L’imaginaire ferroviaire dans la littérature

Anne REVERSEAU, Sur les rails. De Victor Hugo à Jacques Roubaud, Impressions Nouvelles, 2018, 128 p., 13 €, ISBN : 978-2-87449-619-6

reverseau sur les railsComment la littérature, les arts plastiques se sont-ils emparés de l’objet train ? Comment une invention technique interagit-elle avec la sphère des idées, avec le plan des créations ? Dans Sur les rails. De Victor Hugo à Jacques Roubaud, une anthologie de textes et de gravures, photographies, Anne Reverseau explore cette question qui, en sa formulation, postule un jeu d’influences entre le monde de l’esprit et le régime de la technè. Dès son apparition au tout début du XIXème siècle, le train a ébranlé l’imaginaire collectif, interpellé les écrivains, soit que ces derniers accueillent l’invention avec méfiance et hostilité, soit qu’ils la louent en tant que symbole de la modernité. Une ligne de partage à haute tension scinde ses détracteurs (Musset, Nerval, Flaubert…) et ses fervents partisans (les Saints-Simoniens, les futuristes ensuite).

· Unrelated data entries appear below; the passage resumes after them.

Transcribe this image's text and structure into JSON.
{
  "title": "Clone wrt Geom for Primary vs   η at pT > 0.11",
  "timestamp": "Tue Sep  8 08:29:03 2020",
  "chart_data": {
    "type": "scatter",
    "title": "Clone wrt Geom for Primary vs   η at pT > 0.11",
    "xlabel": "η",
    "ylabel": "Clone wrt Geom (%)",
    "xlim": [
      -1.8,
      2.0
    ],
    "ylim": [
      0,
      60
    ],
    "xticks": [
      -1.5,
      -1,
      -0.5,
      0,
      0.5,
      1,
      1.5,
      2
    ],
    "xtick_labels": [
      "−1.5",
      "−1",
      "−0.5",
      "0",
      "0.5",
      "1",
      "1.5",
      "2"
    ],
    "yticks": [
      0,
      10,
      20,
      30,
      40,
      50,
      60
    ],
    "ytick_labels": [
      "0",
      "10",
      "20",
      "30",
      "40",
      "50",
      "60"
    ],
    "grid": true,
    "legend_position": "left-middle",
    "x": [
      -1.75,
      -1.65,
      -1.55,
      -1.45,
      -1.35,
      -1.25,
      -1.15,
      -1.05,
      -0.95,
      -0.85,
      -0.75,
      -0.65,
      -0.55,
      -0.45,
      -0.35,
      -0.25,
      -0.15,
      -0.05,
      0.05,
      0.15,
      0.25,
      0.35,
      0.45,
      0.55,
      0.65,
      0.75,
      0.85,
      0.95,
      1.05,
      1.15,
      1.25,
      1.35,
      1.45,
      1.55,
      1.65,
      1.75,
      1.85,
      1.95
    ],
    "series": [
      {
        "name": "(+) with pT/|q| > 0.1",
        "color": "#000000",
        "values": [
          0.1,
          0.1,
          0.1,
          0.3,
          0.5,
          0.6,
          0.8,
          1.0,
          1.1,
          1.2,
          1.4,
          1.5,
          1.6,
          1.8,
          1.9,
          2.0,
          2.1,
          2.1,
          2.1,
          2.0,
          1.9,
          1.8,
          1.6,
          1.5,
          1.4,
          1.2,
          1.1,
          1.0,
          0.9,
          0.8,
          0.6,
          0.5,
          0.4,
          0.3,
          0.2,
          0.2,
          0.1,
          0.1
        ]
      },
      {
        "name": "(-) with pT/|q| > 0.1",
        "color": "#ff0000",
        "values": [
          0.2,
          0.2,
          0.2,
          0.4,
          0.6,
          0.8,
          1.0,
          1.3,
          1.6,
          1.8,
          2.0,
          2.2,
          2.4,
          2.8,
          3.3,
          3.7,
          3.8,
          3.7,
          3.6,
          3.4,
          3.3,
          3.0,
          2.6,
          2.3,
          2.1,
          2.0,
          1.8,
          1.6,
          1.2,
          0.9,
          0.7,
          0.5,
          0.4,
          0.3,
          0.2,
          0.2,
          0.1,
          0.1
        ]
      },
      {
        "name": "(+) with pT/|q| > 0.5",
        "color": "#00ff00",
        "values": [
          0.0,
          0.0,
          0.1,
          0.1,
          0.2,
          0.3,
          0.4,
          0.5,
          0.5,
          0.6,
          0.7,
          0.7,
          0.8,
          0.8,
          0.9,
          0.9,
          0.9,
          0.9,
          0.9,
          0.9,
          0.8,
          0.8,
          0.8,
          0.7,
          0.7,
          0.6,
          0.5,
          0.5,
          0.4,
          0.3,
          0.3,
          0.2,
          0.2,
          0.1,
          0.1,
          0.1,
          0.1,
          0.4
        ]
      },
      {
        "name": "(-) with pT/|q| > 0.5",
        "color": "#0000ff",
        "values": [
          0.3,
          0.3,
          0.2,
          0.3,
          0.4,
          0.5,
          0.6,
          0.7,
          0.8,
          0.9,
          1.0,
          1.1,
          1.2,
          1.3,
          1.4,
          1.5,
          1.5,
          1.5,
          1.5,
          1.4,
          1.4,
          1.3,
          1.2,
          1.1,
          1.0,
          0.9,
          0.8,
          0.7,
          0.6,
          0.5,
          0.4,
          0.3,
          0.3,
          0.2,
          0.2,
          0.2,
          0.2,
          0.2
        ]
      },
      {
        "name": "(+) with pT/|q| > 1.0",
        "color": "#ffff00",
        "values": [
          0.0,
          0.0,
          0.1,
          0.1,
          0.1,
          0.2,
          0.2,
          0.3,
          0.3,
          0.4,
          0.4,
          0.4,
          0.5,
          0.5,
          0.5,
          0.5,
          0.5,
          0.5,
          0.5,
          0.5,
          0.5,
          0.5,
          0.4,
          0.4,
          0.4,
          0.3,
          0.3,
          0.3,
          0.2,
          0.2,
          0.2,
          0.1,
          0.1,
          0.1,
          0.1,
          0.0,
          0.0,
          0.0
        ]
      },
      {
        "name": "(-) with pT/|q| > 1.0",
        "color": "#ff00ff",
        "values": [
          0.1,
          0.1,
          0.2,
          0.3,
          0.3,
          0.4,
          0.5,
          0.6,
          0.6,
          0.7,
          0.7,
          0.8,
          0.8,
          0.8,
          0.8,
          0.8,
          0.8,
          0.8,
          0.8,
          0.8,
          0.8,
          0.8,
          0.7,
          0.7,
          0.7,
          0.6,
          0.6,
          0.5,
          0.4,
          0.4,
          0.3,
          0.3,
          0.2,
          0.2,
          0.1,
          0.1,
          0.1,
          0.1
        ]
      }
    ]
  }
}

Depuis le XIXème siècle, le train, la locomotive, la gare, les rails hantent le territoire littérature, se campant non seulement en décor mais en personnage de roman.

Le livre articule un voyage en sept stations, « Trains express », « Trains d’enfer », « Trains de nuit », « Trains et paysages », « Trains du bonheur », « Trains de la mémoire » et enfin « Trains et fantasmagories ». Aux côtés des poètes, des romanciers qui lui ont donné ses lettres de noblesse (Verhaeren, Cendras, Valery Larbaud, Marinetti…), figurent des pages de Zola, Valéry, Apollinaire, Jacques Roubaud, Proust, Paul Morand, Desnos, Walt Whitman, Svevo, François Bon… L’effraction du train en tant que « signe pur, ouvert à tous les temps, toutes les images et à tous les sens » (Barthes) s’inscrit dans un réseau symbolique où il figure l’évasion, le voyage ou bien renvoie à un chemin de vie, à la rêverie. Promesse de liberté d’une part, au service du génocide, de la déportation de l’autre, le train s’incarne en des expériences qui vont de la jubilation à l’anéantissement.

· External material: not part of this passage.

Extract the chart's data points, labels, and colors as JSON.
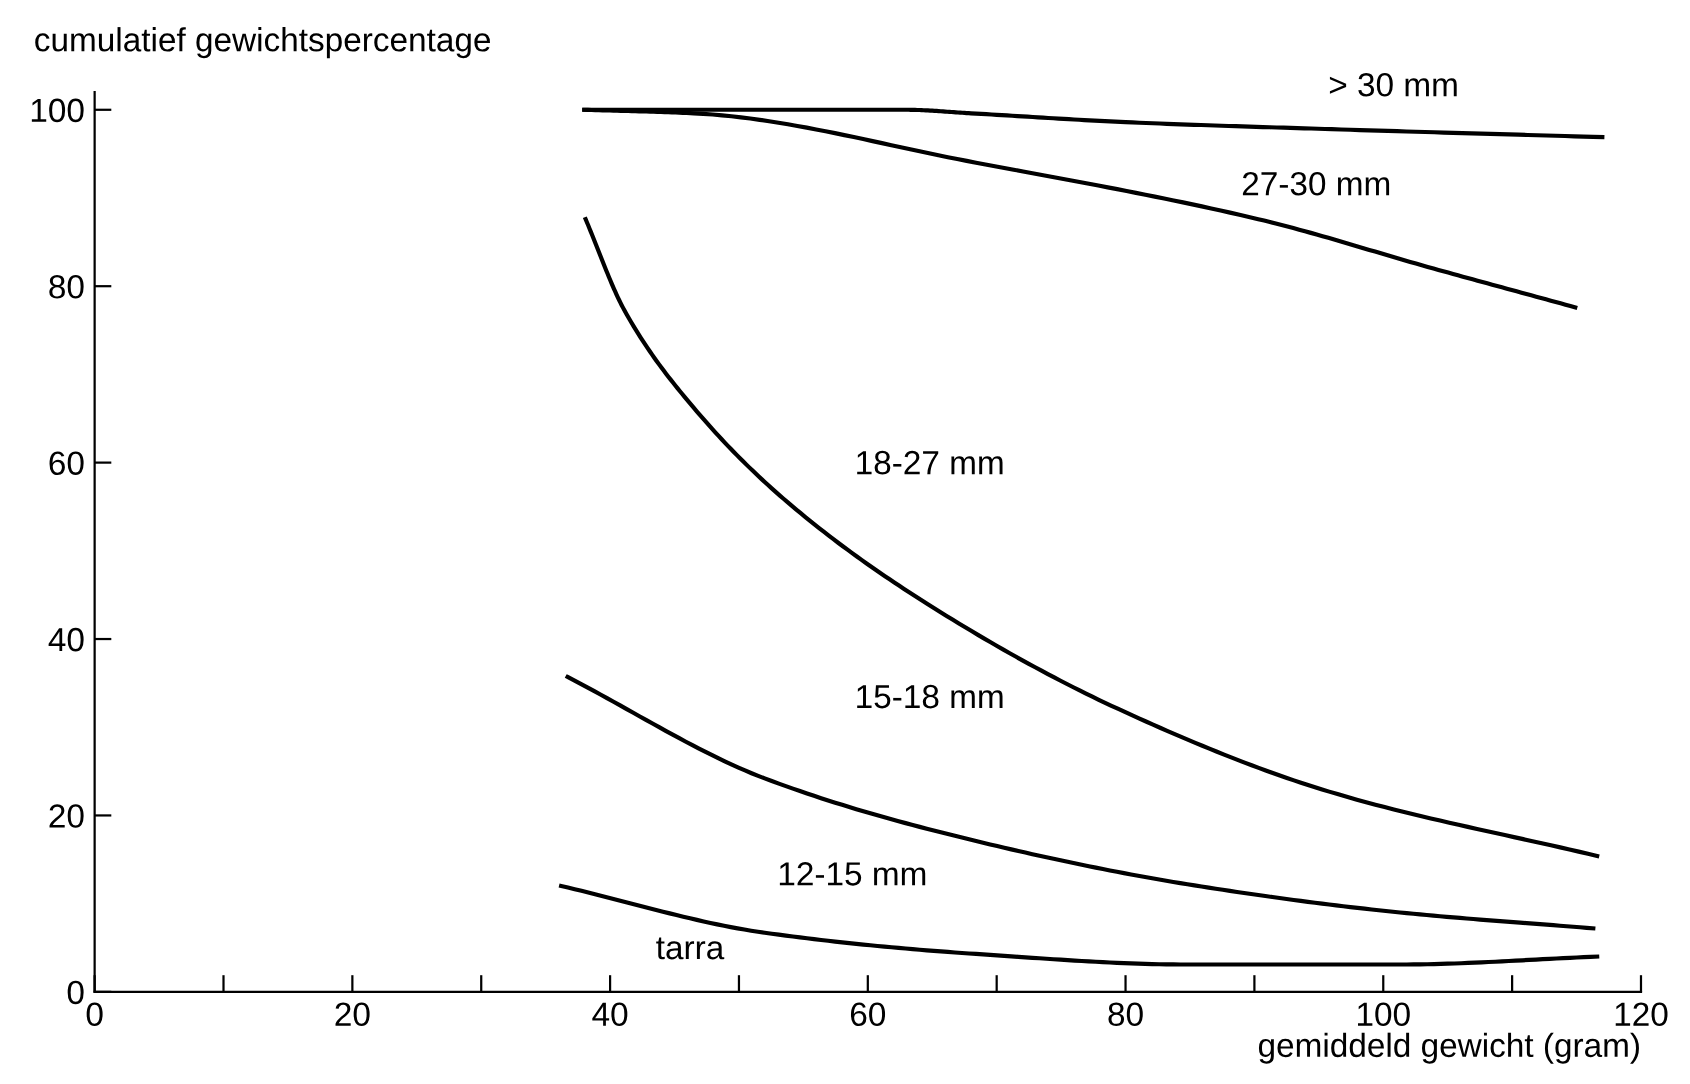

« Ah ! Il faut que ces bruits et que ces mouvements / Entrent dans mes poèmes » écrit Valéry Larbaud dans Les Poésies de A.O. Barnabooth.  

Par-delà sa thématisation, le train devient chez certains auteurs un catalyseur de formes, de régime langagier. Il n’est plus seulement un « étendard du modernisme » (Anne Reverseau), un topos du récit de voyage, des romans policiers (Agatha Christie, Simenon…), un lieu de prédilection pour les rencontres sociales, amoureuses, mais il bouleverse l’écriture. La nouveauté qu’il représente ne peut se dire, se mettre en scène avec les moyens littéraires habituels : il appelle la création d’une langue autre, d’une écriture avant-gardiste, à tout le moins en phase avec sa vitesse, son énergie, son mouvement. Il marque un avant et un après de la pensée, contraignant celle-ci à métaboliser d’autres possibles. « Et le train filait toujours (…) comme s’il avait soif, comme s’il courait à la pensée pure, ou vers quelque étoile à rejoindre » (Paul Valéry, Monsieur Teste).

Certes, de nos jours, le train n’incarne plus la pointe de la nouveauté ; en outre, la croyance moderniste dans le progrès s’est effondrée dans un monde dévasté par une technique aveugle, par une industrialisation à outrance, un consumérisme mortifère ayant détruit la Terre, ses ressources, ses écosystèmes. Mais, avant l’heure du réchauffement climatique et du saccage planétaire, dans les premières décennies de son apparition, entre Golem terrifiant et griserie de la technique, il a galvanisé l’imaginaire, notamment celui des futuristes italiens, impulsant une nouvelle esthétique de la vitesse, des machines.

Dégoût de la ligne courbe, de la spirale et du tourniquet. Amour de la ligne droite et du tunnel (…) Horreur de la lenteur, des minuties, des analyses et des explications prolixes. Amour de la vitesse, de l’abréviation, du résumé et de la synthèse (Marinetti, Manifeste futuriste,1909).

Un siècle plus tard, un bilan sans retour : le culte de la déesse Vitesse, de la vitesse pour la vitesse nous a menés droit dans le mur. Qu’on soit ferrovipathe ou non, le recueil d’Anne Reverseau réveille les harmoniques du monde du train au travers de ses appropriations littéraires et graphiques.